On one side, there’s Lank who aspires to use part of the family’s inheritance to, with the help of Sly, buy a local bar. “Detroit could be some kind of Mecca. We need to get some business of our own…be aboveground. If we don’t buy it, there won’t be nothing for colored people to own,” he offers. His older sister Chelle vehemently disagrees and would rather keep the money in the bank for her son’s college tuition and future.
The clash is the crux of the story until an unplanned houseguest shows up and introduces a whole other set of issues with which Chelle is forced to contend.
For her part, Chelle is afraid to take a gamble on life’s uncertainties. Good-time Sly encourages her to release her fears, but thanks to the chaos unraveling around the city, their slow-brewing connection comes to a sudden halt.
Chelle’s other ally is Bunny, uproariously played by rising star De’Adre Aziza who is best known for her Tony-award nominated role in Passing Strange. A modern-day Wilona Woods (of hit television show Good Times), Bunny provides comic relief, sex appeal and girlfriend camaraderie to the all-too-serious Chelle. “On my way over here, the pigs [cops] stopped me to ask what my plans were for the night. They told me to get my ass home and stay home,” she shares matter-of-factly. In spite of the turbulent times around her, Bunny – like Sly – finds a way to laugh, and dance, her troubles away.
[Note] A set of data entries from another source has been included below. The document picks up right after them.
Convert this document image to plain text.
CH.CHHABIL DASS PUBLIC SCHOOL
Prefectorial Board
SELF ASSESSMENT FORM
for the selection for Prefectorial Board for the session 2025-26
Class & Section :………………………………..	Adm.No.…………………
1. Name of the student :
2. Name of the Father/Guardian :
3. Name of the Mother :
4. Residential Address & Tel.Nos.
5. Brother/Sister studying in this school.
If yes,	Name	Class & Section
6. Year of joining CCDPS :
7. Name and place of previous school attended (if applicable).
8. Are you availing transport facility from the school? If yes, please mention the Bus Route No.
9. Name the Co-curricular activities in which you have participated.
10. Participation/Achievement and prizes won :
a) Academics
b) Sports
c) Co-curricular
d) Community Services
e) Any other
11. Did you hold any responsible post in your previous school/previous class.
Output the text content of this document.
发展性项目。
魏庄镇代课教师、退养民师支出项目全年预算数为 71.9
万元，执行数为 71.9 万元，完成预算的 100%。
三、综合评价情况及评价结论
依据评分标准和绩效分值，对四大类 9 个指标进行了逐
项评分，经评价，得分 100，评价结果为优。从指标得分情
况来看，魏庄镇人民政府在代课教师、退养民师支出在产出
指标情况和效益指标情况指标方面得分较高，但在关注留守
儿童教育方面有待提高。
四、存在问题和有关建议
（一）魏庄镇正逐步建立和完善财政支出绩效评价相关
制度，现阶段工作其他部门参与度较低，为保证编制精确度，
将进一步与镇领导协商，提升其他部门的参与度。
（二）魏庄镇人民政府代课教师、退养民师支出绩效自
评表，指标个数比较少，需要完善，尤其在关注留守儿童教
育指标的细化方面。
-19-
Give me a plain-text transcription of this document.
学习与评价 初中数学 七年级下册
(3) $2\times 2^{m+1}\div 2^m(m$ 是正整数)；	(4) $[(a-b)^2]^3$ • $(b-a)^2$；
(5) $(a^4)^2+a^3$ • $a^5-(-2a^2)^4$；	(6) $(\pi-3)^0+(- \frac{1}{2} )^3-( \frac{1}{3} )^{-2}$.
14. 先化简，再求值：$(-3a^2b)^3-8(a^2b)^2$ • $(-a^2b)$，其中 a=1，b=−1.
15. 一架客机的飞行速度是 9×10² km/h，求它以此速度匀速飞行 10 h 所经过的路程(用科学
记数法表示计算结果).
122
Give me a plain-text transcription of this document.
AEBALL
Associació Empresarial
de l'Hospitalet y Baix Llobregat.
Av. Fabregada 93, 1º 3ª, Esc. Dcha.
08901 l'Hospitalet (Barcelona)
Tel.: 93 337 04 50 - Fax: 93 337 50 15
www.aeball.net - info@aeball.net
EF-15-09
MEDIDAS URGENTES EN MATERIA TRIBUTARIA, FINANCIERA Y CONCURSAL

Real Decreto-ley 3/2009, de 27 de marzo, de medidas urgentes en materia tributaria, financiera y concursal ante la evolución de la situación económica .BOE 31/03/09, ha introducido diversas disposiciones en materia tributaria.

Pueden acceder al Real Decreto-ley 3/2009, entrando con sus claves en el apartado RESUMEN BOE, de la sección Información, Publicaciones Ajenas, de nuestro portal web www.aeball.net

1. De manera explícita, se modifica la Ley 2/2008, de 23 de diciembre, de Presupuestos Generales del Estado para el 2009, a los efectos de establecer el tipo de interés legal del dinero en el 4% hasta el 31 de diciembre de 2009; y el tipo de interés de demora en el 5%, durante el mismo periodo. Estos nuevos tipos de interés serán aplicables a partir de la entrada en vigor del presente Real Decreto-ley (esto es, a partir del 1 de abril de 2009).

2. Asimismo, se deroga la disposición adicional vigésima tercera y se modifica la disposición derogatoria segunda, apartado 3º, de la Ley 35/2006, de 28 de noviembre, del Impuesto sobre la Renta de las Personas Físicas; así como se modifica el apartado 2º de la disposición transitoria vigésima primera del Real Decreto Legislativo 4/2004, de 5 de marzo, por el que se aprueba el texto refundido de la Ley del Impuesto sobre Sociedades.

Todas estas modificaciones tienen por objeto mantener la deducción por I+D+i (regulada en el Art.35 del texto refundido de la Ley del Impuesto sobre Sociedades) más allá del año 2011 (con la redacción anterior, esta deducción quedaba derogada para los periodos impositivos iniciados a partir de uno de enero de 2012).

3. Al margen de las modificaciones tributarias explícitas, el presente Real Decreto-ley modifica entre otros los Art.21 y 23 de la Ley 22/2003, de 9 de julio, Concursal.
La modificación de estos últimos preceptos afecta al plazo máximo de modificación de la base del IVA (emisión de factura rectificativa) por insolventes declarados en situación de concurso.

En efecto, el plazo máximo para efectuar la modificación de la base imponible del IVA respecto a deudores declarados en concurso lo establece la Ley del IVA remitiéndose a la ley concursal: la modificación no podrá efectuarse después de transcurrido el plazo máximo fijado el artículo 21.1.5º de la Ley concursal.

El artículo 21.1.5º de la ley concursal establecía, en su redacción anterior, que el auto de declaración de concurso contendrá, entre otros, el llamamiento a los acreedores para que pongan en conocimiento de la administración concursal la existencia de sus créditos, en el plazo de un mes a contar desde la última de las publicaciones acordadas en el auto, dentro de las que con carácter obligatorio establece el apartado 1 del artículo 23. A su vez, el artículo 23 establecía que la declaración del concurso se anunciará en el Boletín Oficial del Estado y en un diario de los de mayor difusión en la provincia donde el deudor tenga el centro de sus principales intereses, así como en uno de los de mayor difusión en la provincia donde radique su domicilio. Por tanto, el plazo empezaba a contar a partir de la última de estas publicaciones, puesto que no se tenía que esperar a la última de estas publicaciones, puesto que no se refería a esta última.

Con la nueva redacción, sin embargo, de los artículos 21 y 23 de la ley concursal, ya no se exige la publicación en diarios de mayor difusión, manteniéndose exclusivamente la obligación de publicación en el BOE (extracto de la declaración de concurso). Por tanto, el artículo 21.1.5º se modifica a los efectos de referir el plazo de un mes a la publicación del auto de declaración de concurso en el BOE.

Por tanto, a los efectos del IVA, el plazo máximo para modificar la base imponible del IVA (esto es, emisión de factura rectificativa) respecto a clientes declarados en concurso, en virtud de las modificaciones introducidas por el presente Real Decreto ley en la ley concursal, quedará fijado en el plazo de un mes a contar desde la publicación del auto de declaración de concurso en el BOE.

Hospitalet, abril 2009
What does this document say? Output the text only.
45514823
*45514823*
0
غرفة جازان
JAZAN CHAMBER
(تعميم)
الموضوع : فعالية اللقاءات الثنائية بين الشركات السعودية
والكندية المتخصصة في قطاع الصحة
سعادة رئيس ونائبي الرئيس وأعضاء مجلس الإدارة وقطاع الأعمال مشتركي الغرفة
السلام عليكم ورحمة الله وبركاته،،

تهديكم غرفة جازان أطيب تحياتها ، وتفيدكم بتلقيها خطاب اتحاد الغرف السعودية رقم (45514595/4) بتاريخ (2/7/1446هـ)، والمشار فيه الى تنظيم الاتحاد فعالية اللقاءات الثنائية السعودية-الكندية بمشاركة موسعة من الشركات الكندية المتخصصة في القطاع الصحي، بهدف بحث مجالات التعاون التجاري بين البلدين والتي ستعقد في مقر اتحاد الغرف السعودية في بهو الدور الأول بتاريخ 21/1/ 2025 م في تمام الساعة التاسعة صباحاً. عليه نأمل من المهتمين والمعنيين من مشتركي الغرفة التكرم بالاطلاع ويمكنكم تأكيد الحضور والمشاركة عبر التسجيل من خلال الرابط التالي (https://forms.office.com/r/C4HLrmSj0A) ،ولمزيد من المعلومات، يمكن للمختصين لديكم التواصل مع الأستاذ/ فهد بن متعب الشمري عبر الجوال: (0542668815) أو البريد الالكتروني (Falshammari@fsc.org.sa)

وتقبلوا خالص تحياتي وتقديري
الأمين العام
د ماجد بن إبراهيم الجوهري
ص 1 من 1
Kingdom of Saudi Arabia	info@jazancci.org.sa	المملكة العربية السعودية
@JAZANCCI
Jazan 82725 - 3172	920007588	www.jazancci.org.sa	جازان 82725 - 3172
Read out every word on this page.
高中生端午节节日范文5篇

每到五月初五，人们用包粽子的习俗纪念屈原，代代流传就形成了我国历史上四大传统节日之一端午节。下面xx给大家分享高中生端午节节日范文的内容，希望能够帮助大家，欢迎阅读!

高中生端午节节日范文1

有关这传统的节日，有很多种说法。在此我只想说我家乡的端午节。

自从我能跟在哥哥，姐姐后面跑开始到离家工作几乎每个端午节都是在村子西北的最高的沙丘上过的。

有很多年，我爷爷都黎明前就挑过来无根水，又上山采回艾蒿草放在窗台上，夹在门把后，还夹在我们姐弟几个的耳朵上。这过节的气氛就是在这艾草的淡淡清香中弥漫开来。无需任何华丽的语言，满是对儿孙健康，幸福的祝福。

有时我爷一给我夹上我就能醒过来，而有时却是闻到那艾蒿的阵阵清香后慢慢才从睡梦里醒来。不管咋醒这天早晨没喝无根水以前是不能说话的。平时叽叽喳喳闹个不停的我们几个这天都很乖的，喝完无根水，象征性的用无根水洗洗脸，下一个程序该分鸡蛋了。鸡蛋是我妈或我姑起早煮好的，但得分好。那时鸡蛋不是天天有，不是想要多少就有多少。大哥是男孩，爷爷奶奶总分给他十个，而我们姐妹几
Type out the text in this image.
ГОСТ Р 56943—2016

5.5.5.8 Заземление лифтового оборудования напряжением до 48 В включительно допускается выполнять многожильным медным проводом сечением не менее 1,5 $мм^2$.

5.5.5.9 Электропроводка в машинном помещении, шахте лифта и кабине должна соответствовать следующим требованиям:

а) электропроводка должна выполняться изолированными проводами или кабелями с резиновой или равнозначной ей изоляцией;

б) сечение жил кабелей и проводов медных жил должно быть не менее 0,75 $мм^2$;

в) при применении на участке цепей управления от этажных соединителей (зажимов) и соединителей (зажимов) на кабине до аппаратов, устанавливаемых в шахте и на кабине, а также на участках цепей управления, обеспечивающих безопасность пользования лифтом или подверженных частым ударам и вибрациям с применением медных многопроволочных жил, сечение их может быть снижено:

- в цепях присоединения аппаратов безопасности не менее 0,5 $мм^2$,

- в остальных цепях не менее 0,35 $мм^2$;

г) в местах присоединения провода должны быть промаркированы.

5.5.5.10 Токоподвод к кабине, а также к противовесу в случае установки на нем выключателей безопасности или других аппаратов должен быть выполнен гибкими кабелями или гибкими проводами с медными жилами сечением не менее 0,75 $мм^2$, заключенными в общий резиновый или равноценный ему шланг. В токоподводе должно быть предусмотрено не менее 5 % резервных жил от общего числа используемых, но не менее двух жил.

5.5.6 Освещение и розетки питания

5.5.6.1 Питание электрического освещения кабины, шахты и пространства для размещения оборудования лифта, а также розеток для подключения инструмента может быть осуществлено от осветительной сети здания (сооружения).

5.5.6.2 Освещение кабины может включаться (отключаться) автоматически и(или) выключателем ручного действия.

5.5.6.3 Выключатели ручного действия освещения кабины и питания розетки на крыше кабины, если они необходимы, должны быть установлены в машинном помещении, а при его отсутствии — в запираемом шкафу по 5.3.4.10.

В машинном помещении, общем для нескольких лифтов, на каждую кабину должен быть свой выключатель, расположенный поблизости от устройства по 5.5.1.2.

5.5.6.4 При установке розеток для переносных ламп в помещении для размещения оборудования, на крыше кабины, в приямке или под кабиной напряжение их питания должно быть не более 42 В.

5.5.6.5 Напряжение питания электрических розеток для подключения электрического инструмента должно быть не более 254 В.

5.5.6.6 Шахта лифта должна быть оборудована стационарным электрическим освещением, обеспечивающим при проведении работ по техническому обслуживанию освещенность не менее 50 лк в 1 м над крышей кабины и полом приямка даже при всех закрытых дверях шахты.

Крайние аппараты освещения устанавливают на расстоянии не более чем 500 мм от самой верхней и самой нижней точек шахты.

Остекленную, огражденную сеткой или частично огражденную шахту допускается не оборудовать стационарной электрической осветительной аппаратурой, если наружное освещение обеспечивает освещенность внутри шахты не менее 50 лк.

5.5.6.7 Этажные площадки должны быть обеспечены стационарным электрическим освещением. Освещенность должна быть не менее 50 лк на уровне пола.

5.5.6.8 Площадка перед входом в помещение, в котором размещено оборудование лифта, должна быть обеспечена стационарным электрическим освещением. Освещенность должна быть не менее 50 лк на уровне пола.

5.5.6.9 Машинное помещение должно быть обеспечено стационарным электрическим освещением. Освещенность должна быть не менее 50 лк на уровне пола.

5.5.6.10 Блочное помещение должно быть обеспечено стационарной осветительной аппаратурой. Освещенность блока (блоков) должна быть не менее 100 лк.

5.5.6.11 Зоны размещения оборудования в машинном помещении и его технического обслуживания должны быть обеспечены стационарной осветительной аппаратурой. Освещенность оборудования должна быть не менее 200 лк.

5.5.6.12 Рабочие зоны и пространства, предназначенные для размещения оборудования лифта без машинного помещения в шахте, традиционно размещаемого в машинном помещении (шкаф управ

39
In the end, Chelle learns to do just that. With her hands in the air and eyes closed, she sways to The Four Tops’ “Reach Out”, letting the music take over:
Now if you feel that you can’t go on
Because all of your hope is gone
And your life is filled with much confusion
Until happiness is just an illusion
And your world around is crumbling down, darlin’
Reach out for me…
I’ll be there with a love that will shelter you
I’ll be there with a love that will see you through.
(Detroit ’67 is presented in association with The Classical Theater of Harlem and The National Black Theater. The show will move uptown for a run at National Black Theater beginning March 23 and ending on April 14.)